Keywords
Recently while browsing through 'answer' list on quora.com, I stumbled upon a question:
About how many keywords do most programming languages contain?
While at first the question seemed uninteresting and dry, after giving it a thought, the idea of finding number of keywords in languages seemed fun to me. And so began my mini adventure of determining arithmetic mean of number of keywords in programming languages.
Note: I have described the whole process of how I calculated the mean here, in case you are interested just in glancing over the result, head over to the end of page.
Word Count
The first thought that came to my mind was to get a file containing all the keywords
in a language and pass it to wc -w
to get the word count. And to procure such
files, all I needed was to get my hands on the syntax highlighting scripts for
any one of the text editors. After exploring mode files for Emacs1 and
Vim scripts2, it was clear that I was better off searching for scripts for an
editor which doesn't place much logic into its syntax files or which were easily
parsable. Fortunately I found a source of such files easily on the web –
IDMComputerSolutions/wordfiles
Parsing Wordfiles
The wordfiles from UltraEdit project are of the format:
/C<d - 1>"other stuff" ... /C<d>"keyword" Keyword1 Keyword2 ... /C<d + 1>"other stuff" ...

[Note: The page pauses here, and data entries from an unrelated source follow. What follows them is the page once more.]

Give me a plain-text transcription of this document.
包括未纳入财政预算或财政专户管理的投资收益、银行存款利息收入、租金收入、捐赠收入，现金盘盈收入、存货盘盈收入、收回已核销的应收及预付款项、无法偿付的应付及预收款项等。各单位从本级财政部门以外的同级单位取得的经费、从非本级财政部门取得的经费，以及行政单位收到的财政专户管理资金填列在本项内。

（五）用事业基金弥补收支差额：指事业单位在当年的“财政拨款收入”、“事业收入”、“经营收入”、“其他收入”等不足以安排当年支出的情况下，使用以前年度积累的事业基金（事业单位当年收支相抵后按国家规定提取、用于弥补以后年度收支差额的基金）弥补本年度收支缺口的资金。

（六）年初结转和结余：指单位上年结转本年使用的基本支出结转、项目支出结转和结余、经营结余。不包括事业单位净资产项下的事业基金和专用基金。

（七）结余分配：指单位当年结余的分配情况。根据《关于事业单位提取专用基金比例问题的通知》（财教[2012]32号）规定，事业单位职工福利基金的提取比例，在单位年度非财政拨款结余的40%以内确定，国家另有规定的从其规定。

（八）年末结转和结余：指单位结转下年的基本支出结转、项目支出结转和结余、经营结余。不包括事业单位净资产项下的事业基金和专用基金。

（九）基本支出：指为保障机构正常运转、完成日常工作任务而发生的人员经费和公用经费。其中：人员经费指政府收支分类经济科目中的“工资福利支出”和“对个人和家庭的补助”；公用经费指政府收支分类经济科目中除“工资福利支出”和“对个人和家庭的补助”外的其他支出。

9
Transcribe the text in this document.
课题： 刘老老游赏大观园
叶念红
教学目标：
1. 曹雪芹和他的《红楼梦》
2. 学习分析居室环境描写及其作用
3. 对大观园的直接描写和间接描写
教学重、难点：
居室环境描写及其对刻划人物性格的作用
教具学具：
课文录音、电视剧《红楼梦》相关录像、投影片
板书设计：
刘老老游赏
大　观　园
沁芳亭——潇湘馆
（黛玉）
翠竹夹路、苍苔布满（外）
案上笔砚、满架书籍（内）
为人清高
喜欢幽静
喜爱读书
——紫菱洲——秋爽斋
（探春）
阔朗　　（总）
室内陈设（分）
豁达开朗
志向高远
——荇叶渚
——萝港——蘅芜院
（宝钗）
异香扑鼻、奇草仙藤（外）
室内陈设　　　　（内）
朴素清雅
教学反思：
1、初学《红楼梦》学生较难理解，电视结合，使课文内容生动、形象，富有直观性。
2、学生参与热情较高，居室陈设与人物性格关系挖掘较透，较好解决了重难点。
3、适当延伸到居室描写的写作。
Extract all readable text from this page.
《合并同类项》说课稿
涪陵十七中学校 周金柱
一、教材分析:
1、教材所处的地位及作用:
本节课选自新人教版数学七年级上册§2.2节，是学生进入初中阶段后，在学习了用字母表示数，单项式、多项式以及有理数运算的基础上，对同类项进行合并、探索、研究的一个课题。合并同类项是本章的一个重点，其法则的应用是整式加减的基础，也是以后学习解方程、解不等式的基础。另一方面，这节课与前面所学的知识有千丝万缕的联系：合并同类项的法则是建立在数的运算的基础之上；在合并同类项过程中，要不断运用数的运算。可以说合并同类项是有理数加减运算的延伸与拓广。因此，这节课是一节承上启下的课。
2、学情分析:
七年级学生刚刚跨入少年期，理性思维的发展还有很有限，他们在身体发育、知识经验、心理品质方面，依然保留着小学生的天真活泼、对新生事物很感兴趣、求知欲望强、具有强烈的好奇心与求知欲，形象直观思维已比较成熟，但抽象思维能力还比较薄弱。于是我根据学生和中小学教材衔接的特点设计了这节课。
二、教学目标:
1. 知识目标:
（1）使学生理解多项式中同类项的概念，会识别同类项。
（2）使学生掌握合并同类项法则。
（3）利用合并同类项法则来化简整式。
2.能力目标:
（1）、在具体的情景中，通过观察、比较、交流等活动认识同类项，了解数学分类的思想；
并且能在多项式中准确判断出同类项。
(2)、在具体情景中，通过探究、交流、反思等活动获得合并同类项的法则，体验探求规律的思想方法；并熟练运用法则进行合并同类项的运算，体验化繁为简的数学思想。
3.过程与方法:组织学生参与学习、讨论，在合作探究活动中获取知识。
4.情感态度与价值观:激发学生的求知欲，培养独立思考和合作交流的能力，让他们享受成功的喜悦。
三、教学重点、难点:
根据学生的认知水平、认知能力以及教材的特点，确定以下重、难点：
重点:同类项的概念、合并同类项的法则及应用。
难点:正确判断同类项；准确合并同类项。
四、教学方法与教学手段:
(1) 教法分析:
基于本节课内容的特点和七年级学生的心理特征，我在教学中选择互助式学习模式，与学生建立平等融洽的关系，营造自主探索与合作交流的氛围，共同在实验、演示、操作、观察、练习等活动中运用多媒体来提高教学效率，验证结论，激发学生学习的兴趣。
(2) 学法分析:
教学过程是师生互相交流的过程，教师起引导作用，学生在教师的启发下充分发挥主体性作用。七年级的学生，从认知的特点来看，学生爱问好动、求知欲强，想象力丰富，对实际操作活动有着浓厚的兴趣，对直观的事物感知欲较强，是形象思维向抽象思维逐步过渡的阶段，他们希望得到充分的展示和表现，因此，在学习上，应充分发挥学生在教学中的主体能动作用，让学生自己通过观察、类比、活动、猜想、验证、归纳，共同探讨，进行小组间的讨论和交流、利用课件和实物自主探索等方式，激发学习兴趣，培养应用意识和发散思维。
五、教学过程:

I was interested in capturing only the section starting with "keyword", "reserved
word" or "command". sed
appeared to be the perfect tool for this job, it
just had to pipe the lines to wc
starting with such phrases until the next
section. Here are the sed
commands used:
sed -n -e "/[Kk][Ee][Yy][Ww][Oo][Rr][Dd]/, /\/C[0-9]/p" \ -e "/[Rr][Ee][Ss][Ee][Rr][Vv][Ee][Dd]/, /\/C[0-9]/p" \ -e "/[Cc][Oo][Mm][Mm][Aa][Nn][Dd]/, /\/C[0-9]/p" # unfortunately sed on OS X does not recognize Ignorecase flag, hence the ugly [Cc] # workaround
Unfortunately, there was one small problem, using sed
I was unable to do a
non greedy match for the ending pattern. I wrote a small Python
script capture.py
to
do the job and a awk
one liner to calculate the arithmetic mean.
One last thing
The complete repository of wordfiles contains over 600 files which contains several esoteric languages/DSL which have abnormally high number of reserved keywords and some which contains no reserved words. Some of the languages are obsolete and some are of very little interest to general public. Including every language in calculations severely disturbed the mean, taking it to a very high number. Hence I picked around 60 well known languages and calculated the mean.
#!/bin/bash interestingFiles=('JSON' 'acl' 'actionscript' 'ada95' 'c' 'c-winapi' 'c-os2' 'csharp' 'e' 'eiffel' 'escript' 'euphoria' 'falcon' 'fortran' 'fortran90' 'fortran95' 'go' 'groovy' 'hugo' 'java122' 'java13' 'java14' 'java14jsp' 'javascript' 'js20' 'jscript' 'jsp' 'lua' 'lull' 'maple' 'modula' 'modula2' 'oracle11g' 'pascal' 'perl' 'php5' 'pl1' 'plsql' 'python26' 'python35' 'qbasic' 'ruby' 'rust' 'sap' 'schema' 'scheme' 'small' 'sql' 'swift' 'symbian' 'tcl-tk' 'turboc' 'uniscript' 'vb' 'vbdotnet' 'vbscript' 'verilog2001' 'vhdl93' 'yaml' 'zillions') #for filename in ./wordfiles/*.uew; do for filename in ${interestingFiles[@]}; do echo -n "$filename" ./capture.py ./wordfiles/"$filename".uew | wc -w done
Result
Piping everything together, the average number of keywords in 60 languages came out to be:
66.5333
Charts
View the graph in bigger size here.
Caveats
As it is evident from the results, the number of words to be highlighted do
not accurately reflect the actual number of keywords. For example, keywords
are vaguely defined in scheme
and depend on the implementation. One can
redefine almost every keyword which is defined during initialization. Thus please
consider the result as an outcome of a, fun filled, hack done in couple of hours,
rather than a research experiment implemented with rigorous and diligent efforts.